Byron York And Chris Wallace Defend "Submissive" Question To Bachmann

Blog ››› ››› ERIC HANANOKI

During last night's Fox News debate, moderator Byron York questioned Rep. Michele Bachmann about her 2006 remark that her "husband said you should study for a degree in tax law. You said you hated the idea. And then you explained, 'But the Lord said, 'Be submissive. Wives, you are to be submissive to your husbands.'" York asked Bachmann, "As president, would you be submissive to your husband?" The question received loud boos from the audience, and was the subject of attention in write-ups of the debate.

York defended the question on Fox & Friends this morning, saying: "This is a serious and legitimate question about something she has said and believe me, if she progresses very far in the campaign process, she would have been asked this question.

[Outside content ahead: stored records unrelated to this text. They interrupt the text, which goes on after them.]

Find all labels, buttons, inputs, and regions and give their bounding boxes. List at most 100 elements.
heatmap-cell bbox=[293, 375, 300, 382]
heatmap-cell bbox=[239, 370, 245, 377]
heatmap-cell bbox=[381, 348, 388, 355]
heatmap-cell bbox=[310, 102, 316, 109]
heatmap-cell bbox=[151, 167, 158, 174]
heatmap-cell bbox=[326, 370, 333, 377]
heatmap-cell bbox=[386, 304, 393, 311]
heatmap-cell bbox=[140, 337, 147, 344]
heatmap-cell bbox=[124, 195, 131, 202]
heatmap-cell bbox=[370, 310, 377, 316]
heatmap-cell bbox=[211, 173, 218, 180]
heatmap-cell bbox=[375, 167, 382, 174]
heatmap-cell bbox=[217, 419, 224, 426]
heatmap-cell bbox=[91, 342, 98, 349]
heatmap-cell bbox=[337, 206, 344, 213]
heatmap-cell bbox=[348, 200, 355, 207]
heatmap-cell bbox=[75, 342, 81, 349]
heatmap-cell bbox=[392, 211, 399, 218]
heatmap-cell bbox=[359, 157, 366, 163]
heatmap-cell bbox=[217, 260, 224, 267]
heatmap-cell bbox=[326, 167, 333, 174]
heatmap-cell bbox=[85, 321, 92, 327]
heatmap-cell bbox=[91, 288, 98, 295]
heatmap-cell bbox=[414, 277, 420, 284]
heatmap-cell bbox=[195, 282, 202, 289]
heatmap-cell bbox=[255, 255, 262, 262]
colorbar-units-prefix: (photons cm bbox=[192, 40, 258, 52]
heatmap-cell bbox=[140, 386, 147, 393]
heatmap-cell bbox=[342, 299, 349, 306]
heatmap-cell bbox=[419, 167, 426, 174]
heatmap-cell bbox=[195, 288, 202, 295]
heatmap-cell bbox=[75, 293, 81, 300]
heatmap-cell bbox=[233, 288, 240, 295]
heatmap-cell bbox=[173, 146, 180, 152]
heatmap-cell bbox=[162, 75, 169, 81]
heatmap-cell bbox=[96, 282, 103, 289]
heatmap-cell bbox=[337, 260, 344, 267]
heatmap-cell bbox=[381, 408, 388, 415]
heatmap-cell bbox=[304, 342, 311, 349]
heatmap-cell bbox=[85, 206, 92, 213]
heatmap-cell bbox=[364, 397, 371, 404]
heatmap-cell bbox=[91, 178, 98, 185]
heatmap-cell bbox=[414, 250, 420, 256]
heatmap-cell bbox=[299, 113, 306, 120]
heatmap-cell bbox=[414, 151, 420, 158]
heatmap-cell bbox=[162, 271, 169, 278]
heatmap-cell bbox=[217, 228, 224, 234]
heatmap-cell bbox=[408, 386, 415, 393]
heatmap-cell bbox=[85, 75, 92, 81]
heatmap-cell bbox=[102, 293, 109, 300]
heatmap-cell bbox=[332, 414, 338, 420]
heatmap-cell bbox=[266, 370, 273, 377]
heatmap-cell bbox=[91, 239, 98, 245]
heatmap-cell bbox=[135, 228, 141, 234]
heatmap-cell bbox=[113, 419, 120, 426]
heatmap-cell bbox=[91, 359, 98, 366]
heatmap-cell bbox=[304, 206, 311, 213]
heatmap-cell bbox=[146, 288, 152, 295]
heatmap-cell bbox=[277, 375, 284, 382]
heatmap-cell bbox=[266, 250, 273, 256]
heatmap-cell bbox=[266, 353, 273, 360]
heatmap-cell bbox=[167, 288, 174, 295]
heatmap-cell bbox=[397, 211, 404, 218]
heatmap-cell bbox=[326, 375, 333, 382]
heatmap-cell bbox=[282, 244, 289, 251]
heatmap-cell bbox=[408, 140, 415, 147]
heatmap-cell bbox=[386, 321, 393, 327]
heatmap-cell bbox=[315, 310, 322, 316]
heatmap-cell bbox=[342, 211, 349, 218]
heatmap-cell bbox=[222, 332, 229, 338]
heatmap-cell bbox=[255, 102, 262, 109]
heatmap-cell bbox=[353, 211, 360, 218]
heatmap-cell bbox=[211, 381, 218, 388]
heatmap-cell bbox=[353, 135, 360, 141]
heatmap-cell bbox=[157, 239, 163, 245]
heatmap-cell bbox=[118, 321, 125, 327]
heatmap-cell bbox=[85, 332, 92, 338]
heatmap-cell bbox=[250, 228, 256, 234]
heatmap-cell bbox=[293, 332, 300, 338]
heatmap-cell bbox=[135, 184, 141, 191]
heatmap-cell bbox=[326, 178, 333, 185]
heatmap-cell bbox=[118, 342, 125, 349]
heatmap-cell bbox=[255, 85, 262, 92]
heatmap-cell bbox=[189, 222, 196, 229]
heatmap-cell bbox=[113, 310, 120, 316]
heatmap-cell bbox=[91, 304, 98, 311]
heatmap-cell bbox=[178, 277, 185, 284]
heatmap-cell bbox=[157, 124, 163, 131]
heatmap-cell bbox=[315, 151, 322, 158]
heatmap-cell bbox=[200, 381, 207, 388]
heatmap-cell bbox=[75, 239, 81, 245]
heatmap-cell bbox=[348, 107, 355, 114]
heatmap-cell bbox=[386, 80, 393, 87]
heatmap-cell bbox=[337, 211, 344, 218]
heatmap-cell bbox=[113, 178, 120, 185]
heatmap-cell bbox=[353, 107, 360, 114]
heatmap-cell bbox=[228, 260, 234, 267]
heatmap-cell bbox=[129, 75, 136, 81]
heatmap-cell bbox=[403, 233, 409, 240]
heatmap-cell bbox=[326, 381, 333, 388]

And I personally thought she handled it very well. She handled it much more human -- it was like a very human moment for her."

Appearing on The Mike Gallagher Show, fellow moderator Chris Wallace also defended York's question, saying, that "in these days of women's liberation ... it is worthy of note." Wallace added that "sometimes a difficult or, you know, a somewhat touchy question gets a really good answer and I give him props for that." From the show:

WALLACE: The fact is, she had said this. It seemed, in these days of women's liberation, for her to say 'I didn't want to be a tax lawyer but the Bible says to submit, and so I submitted,' it is -- it is worthy of note. It is something that -- and I think people -- and let's face it, she gave a great answer.

GALLAGHER: Oh, it sure was.

WALLACE: And it gave you a real insight into who she was --


GALLAGHER: I think I'm just really hypersensitive about the way these strong, conservative women just get vilified by everybody.

WALLACE: I think he was trying to elicit information and he did elicit information. And I -- look, we're in a tough spot here. They're running for president, we're not running for anything except trying to do our job. And our job is -- as opposed to most of the time, when we ask questions and it's often, you know, not on camera, and not live. The newsgathering process is happening here like the sausage making for everybody to see. But sometimes a difficult or, you know, a somewhat touchy question gets a really good answer and I give him props for that.

Wallace concluded by joking, "I must also say, that after my own problems with Newt Gingrich, the fact that the crowd was booing Byron was really quite wonderful. I was very happy it wasn't me."